The remarkable Volvo P1800 Cyan is a car like no other and AutoTopNL recently had the opportunity to test it out.

Cyan Racing is the official racing arm of the Geely Group and has used the original Volvo P1800 as the base for this restomod. The car is powered by a 2.0-liter turbocharged four-cylinder with 413 hp and 355 lb-ft (455 Nm) of torque that’s paired to a dog-leg five-speed manual transmission. This engine is based on the one used in the Volvo S60 TC1 race car and has actually been tested to 528 hp.

Read More: New Volvo P1800 Cyan Is A Singer-Style Restomod That Starts From $500,000

Those are some pretty remarkable figures for a four-cylinder and making the P1800 all the more impressive is the fact that it weighs just 990 kg (2,182 lbs). Consequently, it is pretty quick and during this review, sprinted from 100 km/h (62 mph) to 200 km/h (124 mph) in just 8.32 seconds.

Elsewhere, this modern-day P1800 has new bodywork, wider tracks and large wheels.

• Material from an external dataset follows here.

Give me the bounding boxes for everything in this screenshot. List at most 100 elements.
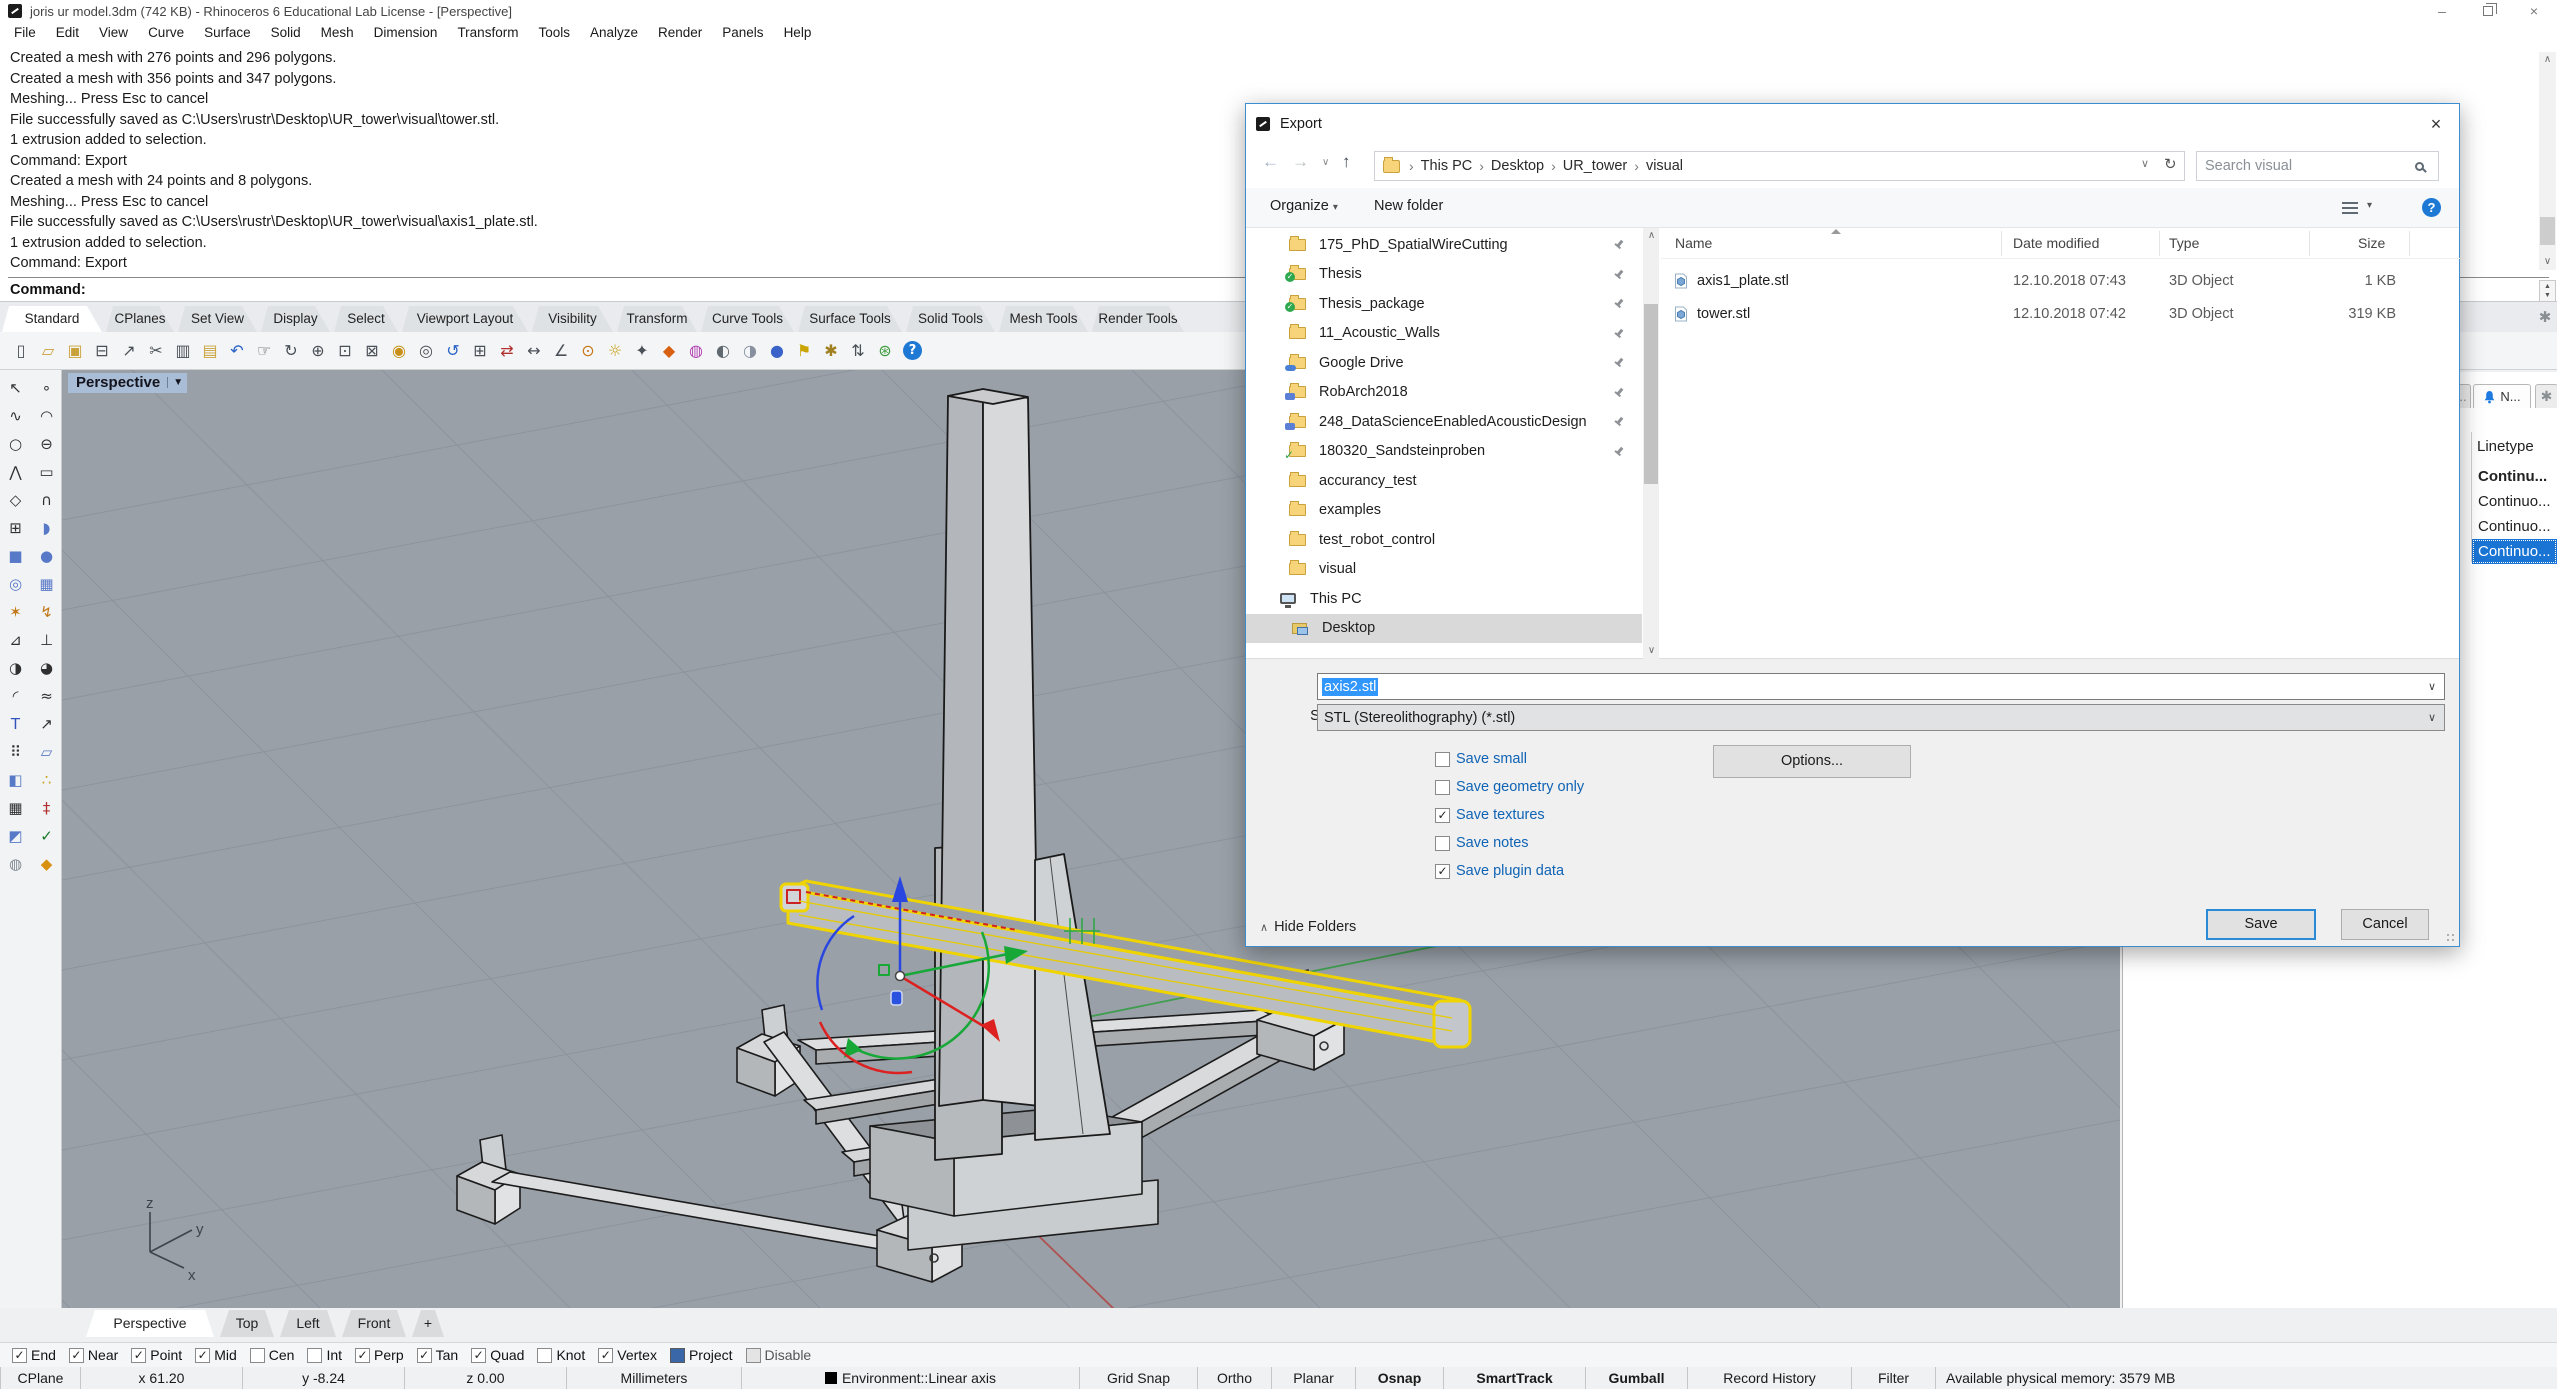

Many of the parts are made from carbon fiber, including parts of the chassis that are also reinforced with high-strength steel.

Driving the car seems to be an absolute joy. While Cyan Racing could have done what some other companies are doing with classics and converted it to an all-electric powertrain, it stuck to its motorsport roots and has created something that really gets petrolheads blood pumping.